16

Onun çağrısı kabul edildikten sonra Allah hakkında tartışanların delilleri Rabbleri nezdinde batıldır. Onların üzerine bir gazab ve onlar için çok çetin bir azâb da vardır.

"Onun çağrısı kabul edildikten sonra Allah hakkında tartışanlar" âyeti ile tekrar müşrikler sözkonusu edilmektedir. Mücahid dedi ki:

"Onun çağrısı kabul edildikten sonra" âyeti insanlar İslâm'a girdikten sonra... demektir. (Mücahid devamla) dedi ki: Bunlar cahiliyenin tekrar geri döneceğini vehmetmişlerdi.

Katade de şöyle demektedir: Allah hakkında tartışanlar yahudiler ve hristiyanlardır. Onların getirdikleri delil ise şu sözleriyle ifade edilmektedir: Bizim peygamberimiz sizinkinden, kitabımız da sizin kitabınızdan öncedir. Onlar ehl-i kitab olmaları ve peygamberlerin soyundan gelmeleri dolayısıyla kendilerinin üstün oldukları kanaatine sahih idiler. Müşrikler ise;

"Bu iki kesimden hangisinin makamı (oturup kalktığı yeri) daha hayırlı, oturup kalktığı kimseleri daha iyidir?" (Meryem, 19/73) diyorlardı. Yüce Allah da şöyle buyurmaktadır:

"Onun çağrısı kabul edildikten sonra Allah hakkında tartışanların delilleri Rabbleri nezdinde batıldır." Yani tıpkı bulunduğu konumdan ayrılıp giden herhangi bir şey gibi, onların delillerinin bir sebatı yoktur.

"Onun" âyetindeki "he" zamirinin yüce Allah'a ait olması mümkündür. O zaman: Allah'ı tevhid etmelerinden ve Allah'ın birliğine tanıklık etmelerinden sonra... demek olur. Peygamber (sallallahü aleyhi ve sellem)'a ait olması da mümkündür. Muhammed (sallallahü aleyhi ve sellem)'ın Bedir'e katılanlar ile Allah'ın mü’minlere yardım etmesi için yapmış olduğu dua kabul edildikten sonra... demek olur.
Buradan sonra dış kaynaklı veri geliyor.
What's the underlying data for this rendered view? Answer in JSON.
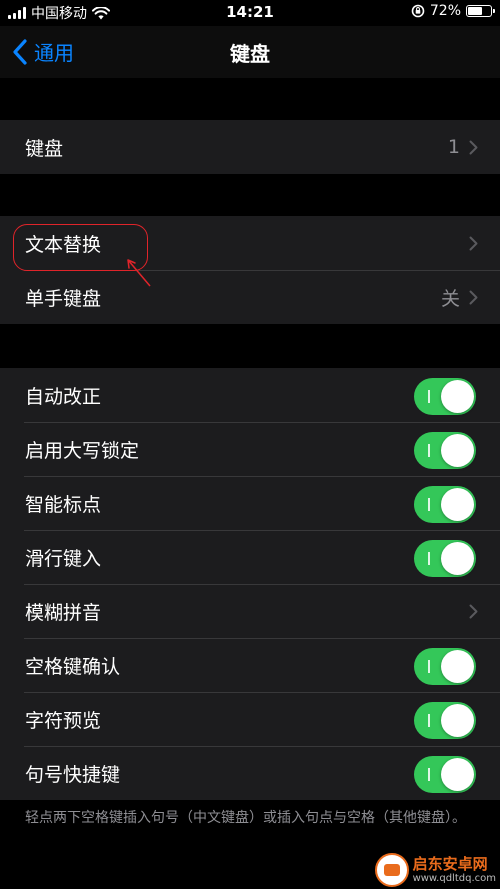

Delili batıl oldu" denilir. " Allah onu (o delili) çürüttü" demektir. " Kaydırmak" anlamındadır, "Kaygan yer" demektir. "Ayağı kaydı, kayar"; "Güneş semanın ortasından kaydı" denilir.

"Onların üzerinde bir gazab" âyeti ile dünyadaki halleri;

"Ve onlar için çok çetin bir azâb da vardır" âyeti ile de âhiretteki sürekli azabları kastedilmektedir.